ATLANTA – The Arthritis Foundation is providing recommendations for those seeking to alleviate joint pain with CBD.
With Food and Drug Administration regulations still at least months away, identifying reliable information about proper CBD usage can be difficult. The Arthritis Foundation is now the first major patient-focused organization to issue recommendations for CBD and seems to be doing so because of the cannabinoid’s soaring popularity.
“It was important to acknowledge the public’s interest, and put out some guidelines on the state of the science,” Kevin Boehnke, a research investigator who works at the University of Michigan and helped develop the guidelines said according to NBC News.
According to the foundation, this does not mean that patients should stop taking their current medications for arthritis, but clearly, many out there are curious about CBD’s potential to alleviate pain.
“CBD may help with arthritis-related symptoms, such as pain, insomnia, and anxiety, but there have been no rigorous clinical studies in people with arthritis to confirm this,” the Arthritis Foundation said in a release.
The Arthritis Foundation polled approximately 2600 patients and found that 80 percent have tried, are currently using, or are curious about CBD. The foundation is seeking hard data from the science community on CBD, which thankfully, should be on the way.
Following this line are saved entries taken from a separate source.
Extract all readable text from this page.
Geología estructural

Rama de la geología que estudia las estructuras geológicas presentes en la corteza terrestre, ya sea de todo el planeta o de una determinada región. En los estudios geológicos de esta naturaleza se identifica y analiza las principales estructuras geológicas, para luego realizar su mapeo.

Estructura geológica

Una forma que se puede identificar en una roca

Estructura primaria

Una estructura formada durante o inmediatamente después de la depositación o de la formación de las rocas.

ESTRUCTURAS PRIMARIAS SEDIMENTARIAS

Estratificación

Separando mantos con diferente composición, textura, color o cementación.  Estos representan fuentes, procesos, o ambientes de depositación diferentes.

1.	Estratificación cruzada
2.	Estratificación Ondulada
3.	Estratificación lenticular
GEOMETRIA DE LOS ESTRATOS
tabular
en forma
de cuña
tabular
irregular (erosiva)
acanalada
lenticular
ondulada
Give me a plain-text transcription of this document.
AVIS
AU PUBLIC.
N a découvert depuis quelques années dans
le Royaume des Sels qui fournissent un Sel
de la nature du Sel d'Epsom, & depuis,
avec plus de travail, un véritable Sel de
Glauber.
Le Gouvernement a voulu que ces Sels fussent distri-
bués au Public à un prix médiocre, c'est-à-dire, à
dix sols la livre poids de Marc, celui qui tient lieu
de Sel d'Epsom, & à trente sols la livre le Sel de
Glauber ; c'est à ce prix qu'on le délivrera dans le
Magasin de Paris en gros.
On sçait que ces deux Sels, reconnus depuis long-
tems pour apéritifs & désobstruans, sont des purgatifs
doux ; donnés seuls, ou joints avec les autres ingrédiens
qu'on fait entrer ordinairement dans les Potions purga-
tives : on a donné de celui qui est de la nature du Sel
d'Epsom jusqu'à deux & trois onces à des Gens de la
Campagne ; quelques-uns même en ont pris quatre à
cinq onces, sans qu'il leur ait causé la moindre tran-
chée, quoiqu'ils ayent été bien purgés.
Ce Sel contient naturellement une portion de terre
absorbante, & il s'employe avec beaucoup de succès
Boehnke also suggests low dose THC if CBD alone is not yielding results for patients dealing with pain. However, above all, he urges caution when trying either cannabinoid. “People have to do their homework. It’s a wild west situation. Studies have shown the amount of CBD inside a product doesn’t always match up with what’s on the label,” he said.
Dr. Pieter Cohen studies drug ingredients at Harvard Medical School and the Cambridge Health Alliance. He feels the time of clear regulations on CBD is long overdue.
“Before CBD supplements are recommended, we need to have a marketplace where the label actually reflects what’s inside them, and we know that the dose is safe,” Cohen said. “We don’t have any of that in place right now.”
The Arthritis Foundation is recommending sprays and tinctures over vaping CBD. Currently, there are investigations into CBD Vape products containing synthetic cannabinoids similar to what was found in products such as K2 Spice. Patients will want to avoid buying any products that are not scrutinized and tested.
“Buy from a reputable company that has each batch tested for purity, potency, and safety by an independent laboratory and provides a certificate of analysis,” the Arthritis Foundation said.